La prochaine réforme de l’aide sociale proposée par la ministre de l’Emploi et de la Solidarité sociale, Agnès Maltais, crée un climat d’inquiétude et d’incertitude chez les prestataires. « Mme la ministre va procéder à ses coupures », a dit Mme Châteauneuf aux manifestants, prenant le micro. « Mais dans cette lutte, vous avez été d’un courage exemplaire, d’une force incroyable. Je suis fière d’être avec vous ! a-t-elle lancé sous les cris et les vivats. Vous êtes les personnes les plus courageuses que je connaisse. »

3 commentaires
  • Jacques Morissette - Inscrit 9 mai 2013 04 h 22

    L'étalon argent pour juger, plus ou moins consciemment, de la valeur des gens.

    Personne ne choisit d'être sur l'aide sociale, même si certains bénéficiaires le pensent à les entendre. Certains pourraient parfois les juger négativement, à voir parfois leur façon d'être. Il ne faut pas oublié que l'un des principaux étalons pour mesurer la valeur des individus est l'argent. Dans tout ce fatras, il y a ceux qui en ont et qui jugent plus ou moins consciemment les autres; il y a aussi ceux qui n'en ont pas et qui se jugent en se dévalorisant ou jugent négativement ceux qui en ont, à cause de l'étalon argent.

    On parle beaucoup de croissance économique dans notre société. Que ce soit par nature ou par culture, pourquoi tout le monde se sentiraient obligés de participer à la course, avec un protocole établi. Je serais d'accord pour encourager tout le monde à mettre l'épaule à la roue, mais ce serait idéalement à chacun de choisir la façon. Ce serait un grand pas de fait sur l'acceptation de soi et une certaine manière de faire participer tout le monde. J'entends très souvent les gens parler de bonheur, il commence par la conquête de soi, pour soi.

  • Rhéal Desy - Abonné 9 mai 2013 08 h 26

    Dignité ?

    La dignité est bafouée ! Comme celle de cette dame, amie d'une amie, qui s'est sortie d'une situation de violence conjugale : c'est magnifique, non ? Cependant, elle s'est, du même coup, retrouvée dans une situation financièrement précaire - qui l'en blâmera ?- et doit recourir à l'aide sociale. Sa santé mentale en a aussi pris un coup, et des soins sont requis.

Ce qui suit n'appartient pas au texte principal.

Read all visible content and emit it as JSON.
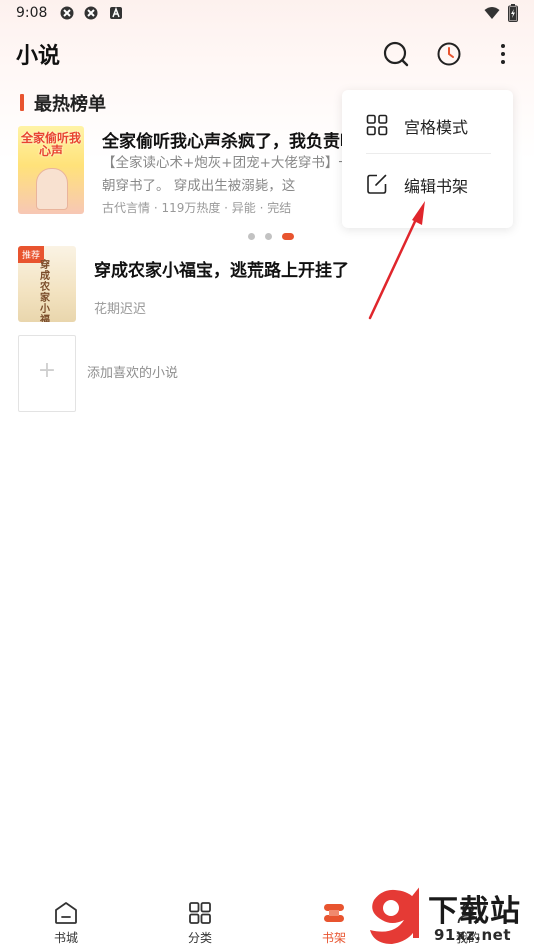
{
  "status_bar": {
    "time": "9:08"
  },
  "header": {
    "title": "小说"
  },
  "section": {
    "title": "最热榜单"
  },
  "hot_book": {
    "cover_text": "全家偷听我心声",
    "title": "全家偷听我心声杀疯了，我负责吃奶",
    "description": "【全家读心术+炮灰+团宠+大佬穿书】一朝穿书了。    穿成出生被溺毙，这",
    "meta": "古代言情 · 119万热度 · 异能 · 完结"
  },
  "carousel": {
    "count": 3,
    "active_index": 2
  },
  "shelf_book": {
    "tag": "推荐",
    "cover_text": "穿成农家小福宝",
    "title": "穿成农家小福宝，逃荒路上开挂了",
    "author": "花期迟迟"
  },
  "add_book": {
    "plus": "+",
    "label": "添加喜欢的小说"
  },
  "popup": {
    "items": [
      {
        "label": "宫格模式",
        "icon": "grid-icon"
      },
      {
        "label": "编辑书架",
        "icon": "edit-icon"
      }
    ]
  },
  "bottom_nav": {
    "tabs": [
      {
        "label": "书城",
        "icon": "home-icon"
      },
      {
        "label": "分类",
        "icon": "category-icon"
      },
      {
        "label": "书架",
        "icon": "bookshelf-icon",
        "active": true
      },
      {
        "label": "我的",
        "icon": "profile-icon"
      }
    ]
  },
  "watermark": {
    "text1": "下载站",
    "text2": "91xz.net",
    "logo": "9"
  },
  "colors": {
    "accent": "#e8542f",
    "arrow": "#e0262c"
  }
}
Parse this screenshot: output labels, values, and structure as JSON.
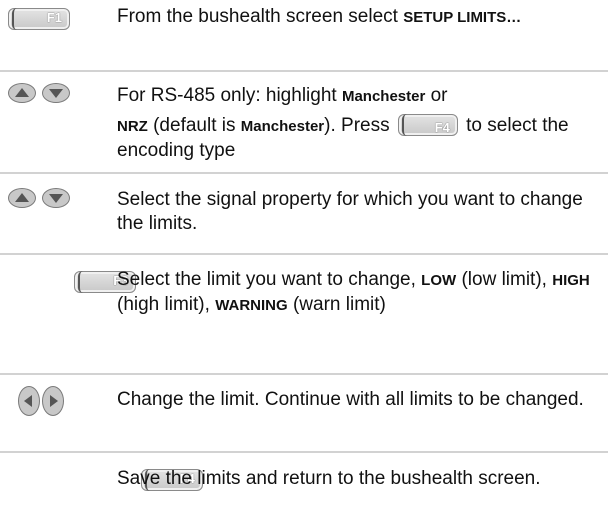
{
  "key_labels": {
    "f1": "F1",
    "f3": "F3",
    "f4": "F4"
  },
  "steps": [
    {
      "key": "F1",
      "t1": "From the bushealth screen select ",
      "b1": "SETUP LIMITS…"
    },
    {
      "key": "up-down",
      "t1": "For RS-485 only: highlight  ",
      "b1": "Manchester",
      "t2": " or ",
      "b2": "NRZ",
      "t3": " (default is ",
      "b3": "Manchester",
      "t4": "). Press ",
      "t5": " to select the encoding type"
    },
    {
      "key": "up-down",
      "t1": "Select the signal property for which you want to change the limits."
    },
    {
      "key": "F3",
      "t1": "Select the limit you want to change, ",
      "b1": "LOW",
      "t2": " (low limit), ",
      "b2": "HIGH",
      "t3": " (high limit), ",
      "b3": "WARNING",
      "t4": " (warn limit)"
    },
    {
      "key": "left-right",
      "t1": "Change the limit. Continue with all limits to be changed."
    },
    {
      "key": "F4",
      "t1": "Save the limits and return to the bushealth screen."
    }
  ]
}
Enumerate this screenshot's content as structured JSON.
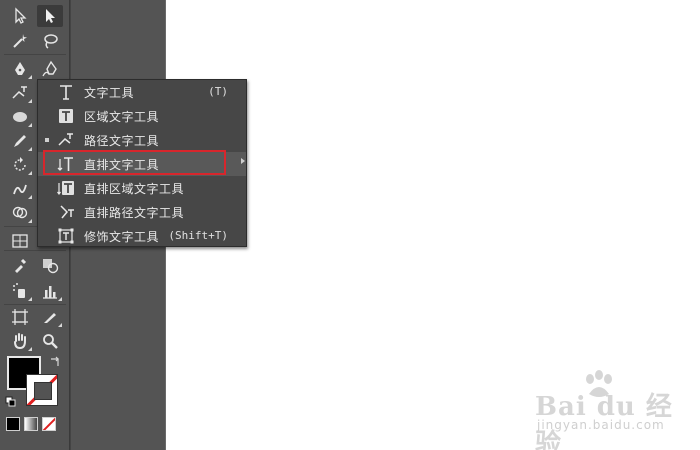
{
  "flyout": {
    "items": [
      {
        "label": "文字工具",
        "shortcut": "(T)",
        "icon": "type-icon"
      },
      {
        "label": "区域文字工具",
        "shortcut": "",
        "icon": "area-type-icon"
      },
      {
        "label": "路径文字工具",
        "shortcut": "",
        "icon": "type-on-path-icon"
      },
      {
        "label": "直排文字工具",
        "shortcut": "",
        "icon": "vertical-type-icon"
      },
      {
        "label": "直排区域文字工具",
        "shortcut": "",
        "icon": "vertical-area-type-icon"
      },
      {
        "label": "直排路径文字工具",
        "shortcut": "",
        "icon": "vertical-type-on-path-icon"
      },
      {
        "label": "修饰文字工具",
        "shortcut": "(Shift+T)",
        "icon": "touch-type-icon"
      }
    ],
    "active_item": "路径文字工具",
    "highlighted_item": "直排文字工具"
  },
  "colors": {
    "panel_bg": "#535353",
    "menu_bg": "#474747",
    "annotation_border": "#d8262c",
    "fill_swatch": "#000000",
    "stroke_swatch": "none"
  },
  "watermark": {
    "main": "Bai du 经验",
    "sub": "jingyan.baidu.com"
  }
}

    Quel est le support de la société ? Madame s'est vue retirer son soutien financier (situation qui devrait être corrigée, on l'espère en tout cas) - et les soins médicaux requis ne seraient accessibles qu'au privé... ou dans quelques années si elle choisit de passer par le secteur public - comme si elle pouvait choisir autre chose !

    La situation que vit cette amie devrait être temporaire : elle a tout le potentiel nécessaire pour s'en sortir. Malheureusement, le manque de ressources dont elle dispose dans cette situation de crise risque de l'abîmer davantage, et pour plus longtemps.

    Et sa situation n'est pas exceptionnelle !

    De toute évidence, la société (toute la société, et pas seulement le gouvernement !) ne prend pas ses responsabilités !!

    Désolant, vraiment...

  • Maxime Dion - Inscrit 9 mai 2013 10 h 25

    Sonner le glas du PQ en prévision du prochain scrutin


    En concomitance avec son lot de promesses reniées, la réforme inattendue de l’Aide sociale orchestrée par Agnès Maltais va aliéner le PQ d'une partie de son électorat.